Vendredi 13 mars 2020. 2h30 du matin. Je suis tirée du sommeil par Thomas, qui tente de poser sans bruit un message sur ma table de nuit. Je sens tout de suite que quelque chose ne va pas. Il me dit « je ne voulais pas te réveiller, c’est grave mais on en parlera demain, rendors-toi ». Immédiatement complètement éveillée, je le somme de me dire ce qu’il se passe « ben dis-le moi tout de suite, je risque plus de me rendormir, là ! ».
J’ai espéré une mauvaise blague, un cauchemar, une erreur. Mais c’était vrai. Ils avaient décidé l’inimaginable.
Avec le recul, la panique que j’ai ressentie à l’annonce de deux semaines de fermeture me fait doucement sourire. Au final, nous sommes restés fermés trois mois. Et quatre mois d’ouverture plus tard, rebelote.
À la première annonce, je nous voyais déjà faire faillite. Il était impossible, dans ma tête, qu’on y survive. Et pourtant. Presque un an plus tard, nous sommes toujours là. Quand j’ai écrit, au printemps dernier, que je n’avais pas la force de me réinventer, ce n’est pas que l’état de choc qui parlait. INVENTER une entreprise, c’est déjà beaucoup de travail, de prévisions, d’investissements, de risques calculés. Ça prend du temps. Et beaucoup d’argent, selon le secteur d’activité. Alors se RÉINVENTER ? Calculer les risques, dans un contexte complètement incertain, quand la vie a tellement changé, que notre société et nos habitudes sont complètement bousculées, à mon échelle de cheffe de toute petite entreprise, me paraissait hors de portée.
Tellement hors de portée, que depuis que les restaurants ont fermés, et que nos vies ont été mises en pause, le 13 mars 2020, je vis en attendant que le monde se remette à tourner normalement. Je dirige mon entreprise à coup de « en attendant » et de « pour le moment ».
Peut-être ce sentiment n’est-il pas perceptible pour tout le monde. Mais pour les restaurateurs, métiers de contacts, artistes et métiers de l’événementiel, la vie s’est arrêtée. Nos existences, nos métiers, qui sont souvent notre passion, sont en pause. Les relations sociales et familiales sont interdites pour tout le monde, mais nous n’avons plus ni interactions sociales, ni familiales, ni professionnelles, plus rien. Le lien avec nos collègues, nos clients, et nos fournisseurs, est coupé. Nous attendons de pouvoir pratiquer la chose que l’on préfère faire au monde, et qui nous rend tellement heureux que nous avons souvent investi toute notre vie dedans. Le monde s’est arrêté de tourner pour nous, et la solitude s’additionne à l’anxiété de voir notre gagne-pain nous filer entre les doigts. D’indépendants, libre et maîtres de leurs finances et leur destin, nous en sommes à demander, supplier, justifier, pour des aides, pour de l’argent, pour survivre. Nous attendons, espérons, que la situation revienne à la normale.

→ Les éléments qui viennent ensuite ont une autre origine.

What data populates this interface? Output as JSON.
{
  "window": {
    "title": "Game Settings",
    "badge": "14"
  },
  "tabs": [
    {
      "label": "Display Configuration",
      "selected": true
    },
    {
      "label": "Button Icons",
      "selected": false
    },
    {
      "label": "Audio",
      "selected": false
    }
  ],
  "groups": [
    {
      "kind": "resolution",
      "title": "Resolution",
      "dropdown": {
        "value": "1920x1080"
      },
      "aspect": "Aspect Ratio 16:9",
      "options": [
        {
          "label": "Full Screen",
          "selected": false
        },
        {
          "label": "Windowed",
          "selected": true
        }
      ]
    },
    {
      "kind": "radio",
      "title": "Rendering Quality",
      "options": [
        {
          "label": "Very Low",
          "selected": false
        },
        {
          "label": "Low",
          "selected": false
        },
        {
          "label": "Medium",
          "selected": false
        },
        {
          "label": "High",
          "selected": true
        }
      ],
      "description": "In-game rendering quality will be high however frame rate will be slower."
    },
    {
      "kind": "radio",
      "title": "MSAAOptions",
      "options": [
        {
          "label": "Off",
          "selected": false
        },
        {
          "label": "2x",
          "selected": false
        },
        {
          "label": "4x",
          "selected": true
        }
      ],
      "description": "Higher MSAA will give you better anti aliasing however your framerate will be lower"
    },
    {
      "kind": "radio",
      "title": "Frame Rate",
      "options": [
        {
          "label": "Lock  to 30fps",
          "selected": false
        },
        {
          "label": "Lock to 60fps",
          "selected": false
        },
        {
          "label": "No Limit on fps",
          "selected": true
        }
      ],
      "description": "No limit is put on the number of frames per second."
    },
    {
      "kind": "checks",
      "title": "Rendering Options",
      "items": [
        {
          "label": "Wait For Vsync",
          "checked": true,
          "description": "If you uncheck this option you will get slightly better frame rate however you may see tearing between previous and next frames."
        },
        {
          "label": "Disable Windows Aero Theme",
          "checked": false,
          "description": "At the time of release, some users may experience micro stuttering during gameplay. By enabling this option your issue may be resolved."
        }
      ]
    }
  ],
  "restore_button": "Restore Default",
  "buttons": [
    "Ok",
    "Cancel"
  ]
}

Mais je réalise aujourd’hui, que la vie ne redeviendra pas « normale ». Le monde devra vivre encore longtemps avec cette crise, et nous subirons probablement ses stigmates pour encore plusieurs années. Rien que la perspective des « vagues » fait froid dans le dos. Même si nous sortons un jour de confinement, et reprenons le court de nos vies, nos habitudes et réflexes seront durablement transformés, comme le sentiment d’inconfort que l’on ressent à présent, lorsqu’on voit deux personnes se faire la bise dans un film.
Alors, comment vivre, malgré tout ? Ou mieux, comment vivre AVEC ce tout ?

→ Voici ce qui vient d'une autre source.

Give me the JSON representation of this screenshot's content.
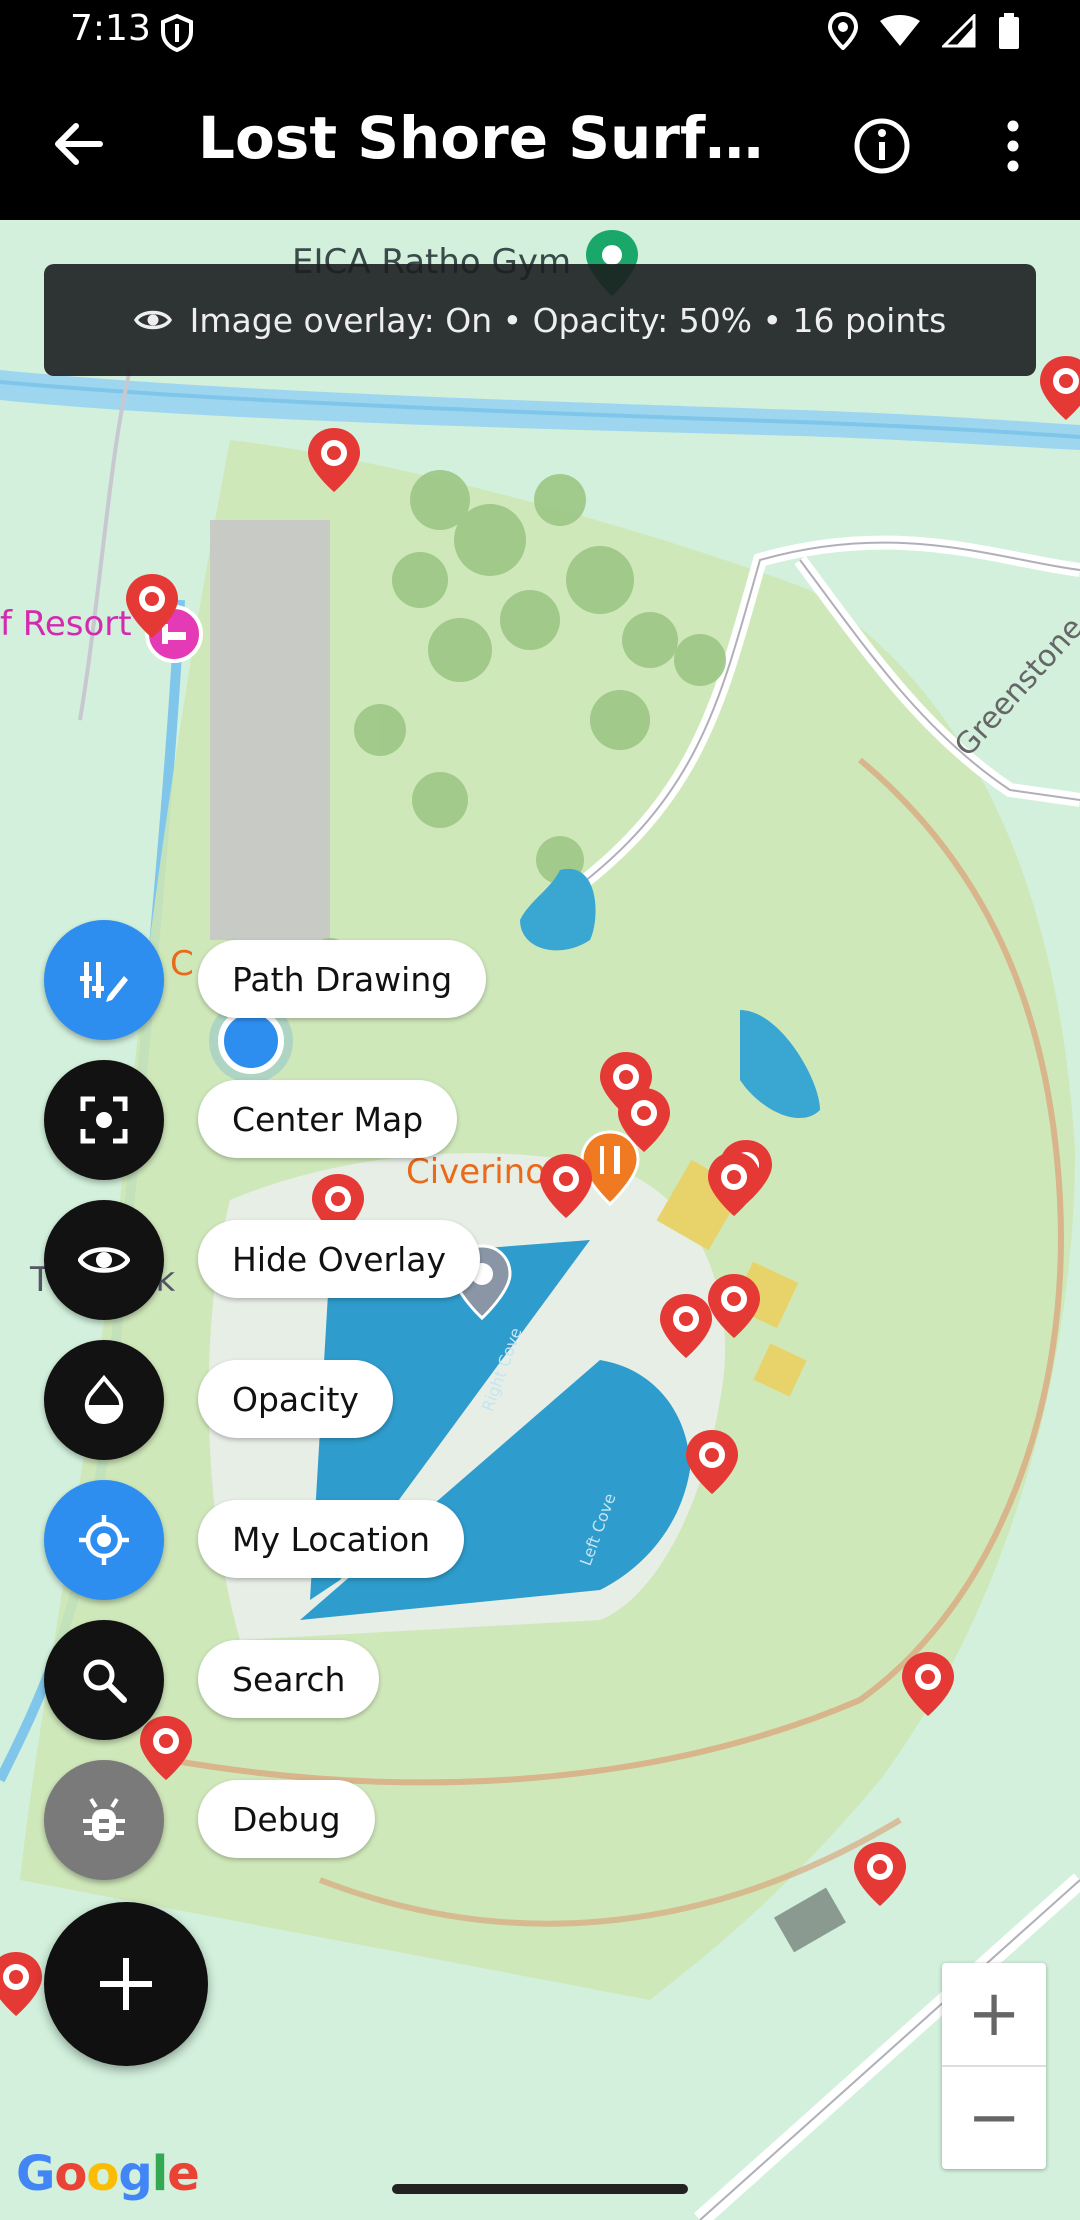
{
  "status_bar": {
    "time": "7:13"
  },
  "app_bar": {
    "title": "Lost Shore Surf R..."
  },
  "map": {
    "banner_text": "Image overlay: On • Opacity: 50% • 16 points",
    "labels": {
      "gym": "EICA Ratho Gym",
      "resort": "f Resort",
      "restaurant": "Civerinos",
      "road": "Greenstone",
      "partial_c": "C",
      "partial_t": "T",
      "partial_fsk": "fSk",
      "right_cove": "Right Cove",
      "left_cove": "Left Cove"
    }
  },
  "fab_menu": [
    {
      "label": "Path Drawing",
      "icon": "path-drawing-icon",
      "color": "blue"
    },
    {
      "label": "Center Map",
      "icon": "center-focus-icon",
      "color": "dark"
    },
    {
      "label": "Hide Overlay",
      "icon": "eye-icon",
      "color": "dark"
    },
    {
      "label": "Opacity",
      "icon": "opacity-drop-icon",
      "color": "dark"
    },
    {
      "label": "My Location",
      "icon": "location-target-icon",
      "color": "blue"
    },
    {
      "label": "Search",
      "icon": "search-icon",
      "color": "dark"
    },
    {
      "label": "Debug",
      "icon": "bug-icon",
      "color": "grey"
    }
  ],
  "zoom": {
    "in": "+",
    "out": "−"
  },
  "attribution": "Google",
  "colors": {
    "accent_blue": "#2e8ef0",
    "marker_red": "#e53935",
    "water": "#3aa6d2",
    "park": "#cfe6b4"
  }
}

La résilience est définie comme la capacité à surmonter les chocs traumatiques. Je pense que, en plus de résilience, cette crise nous oblige à la métamorphose. Et je pense que la première étape de la métamorphose est l’acceptation. Accepter que plus ne sera jamais comme avant. Accepter que nos entreprises doivent changer. Accepter que nos objectifs ne sont plus les mêmes. Accepter que le futur, que nous avions soigneusement préparé, planifié et organisé, ne sera pas.

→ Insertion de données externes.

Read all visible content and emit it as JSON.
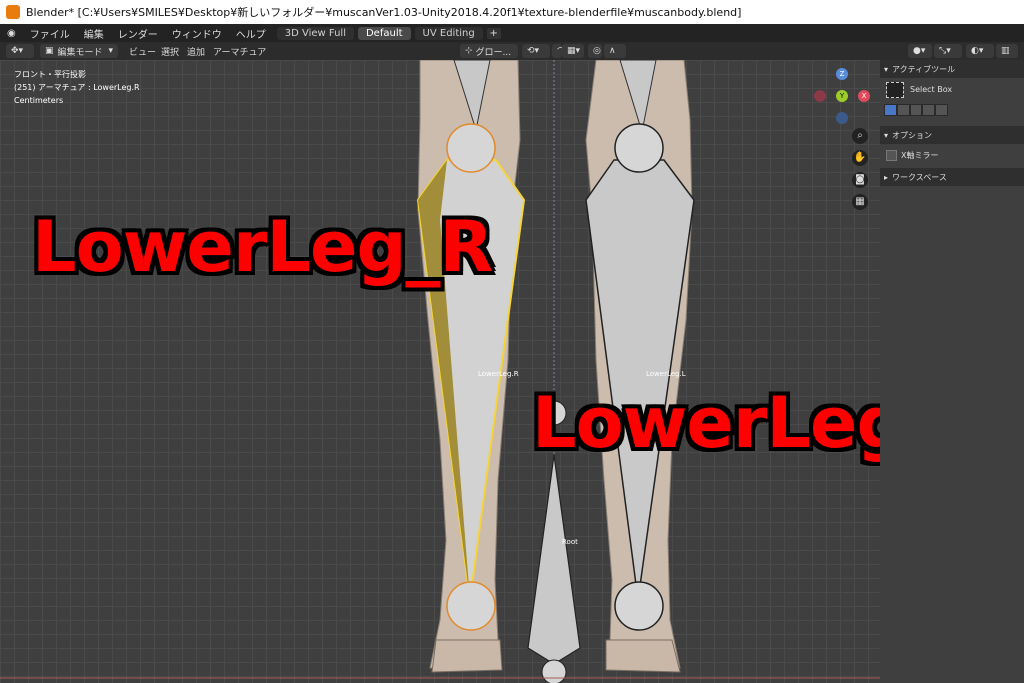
{
  "window": {
    "title": "Blender* [C:¥Users¥SMILES¥Desktop¥新しいフォルダー¥muscanVer1.03-Unity2018.4.20f1¥texture-blenderfile¥muscanbody.blend]"
  },
  "menu": {
    "items": [
      "ファイル",
      "編集",
      "レンダー",
      "ウィンドウ",
      "ヘルプ"
    ],
    "workspace_tabs": [
      "3D View Full",
      "Default",
      "UV Editing"
    ],
    "plus": "+"
  },
  "header": {
    "mode": "編集モード",
    "view": "ビュー",
    "select": "選択",
    "add": "追加",
    "armature": "アーマチュア",
    "orientation": "グロー..."
  },
  "viewport_info": {
    "view_name": "フロント・平行投影",
    "object": "(251) アーマチュア : LowerLeg.R",
    "units": "Centimeters"
  },
  "bones": {
    "right_name": "LowerLeg.R",
    "left_name": "LowerLeg.L",
    "root_name": "Root"
  },
  "overlay_labels": {
    "right": "LowerLeg_R",
    "left": "LowerLeg_L"
  },
  "gizmo": {
    "z": "Z",
    "y": "Y",
    "x": "X"
  },
  "right_panel": {
    "active_tool_header": "アクティブツール",
    "tool_name": "Select Box",
    "options_header": "オプション",
    "x_mirror": "X軸ミラー",
    "workspace_header": "ワークスペース"
  },
  "colors": {
    "selected_bone_outline": "#f5d33a",
    "overlay_text": "#ff0000",
    "active_joint": "#e08a2c"
  }
}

Le futur sera, mais il sera différent. A nous de choisir ce que nous voulons en faire.
Je choisis d’accepter ce qui sera, de faire le deuil du futur que j’avais imaginé, et d’en construire un nouveau. Je prends la décision d’enfin, commencer à métamorphoser mon entreprise et son fonctionnement. Je décide de m’adapter à ce « new normal », d’essayer de rendre mon entreprise rentable autrement, et d’assurer sa pérennité au travers de la crise, pour moi, mais aussi pour tous ceux dont le travail dépend de sa survie.
Ce ne sera pas simple, mais contrairement à ma première impression, je ne repars pas de zéro. Aujourd’hui j’ai l’équipe, le lieu, une partie du matériel, et la base de clientèle fidèle, qui me permettent d’imaginer ce futur, si pas sereinement, avec beaucoup d’espoir.
Ma vie n’est pas en pause, elle est à un tournant décisif. Elle me demande si je préfère subir ou choisir.
Et à tous ceux dont le choix a été ôté, ou qui ressentent qu’ils n’ont d’autre choix que de subir, je veux transmettre toute ma bienveillance. Ma bienveillance et ma compréhension face à votre colère ou votre tristesse. Si, à défaut de pouvoir vous réinventer, vous avez besoin de crier, de hurler, de pleurer ou de frapper, je comprends. J’ai aussi beaucoup pleuré, beaucoup crié et beaucoup frappé (mentalement) cette année. Je n’ai pas toutes les solutions, mais si admettre cette vérité-là peut soulager quelqu’un, c’est déjà gagné. Ne laissez personne vous dire que vous n’avez pas le droit d’aller mal. Le bonheur et l’optimisme ne se commandent pas, et vous avez le droit de ressentir des émotions « négatives ». Chacun son rythme, ses difficultés, ses ressentis.
Chaque situation est différente, et chacun fait ce qu’il peut pour traverser notre nouvelle réalité.
Je pense que le seul principe universel, c’est que nous sommes tous et toutes différent.e.s, et qu’il faut se soutenir plutôt que d’accuser, rassurer plutôt que blâmer, et accueillir plutôt que rejeter.
C’est comme ça, que nous pouvons rendre le monde meilleur, pandémie ou pas.
A très vite, pour la suite de l'aventure, avec vous.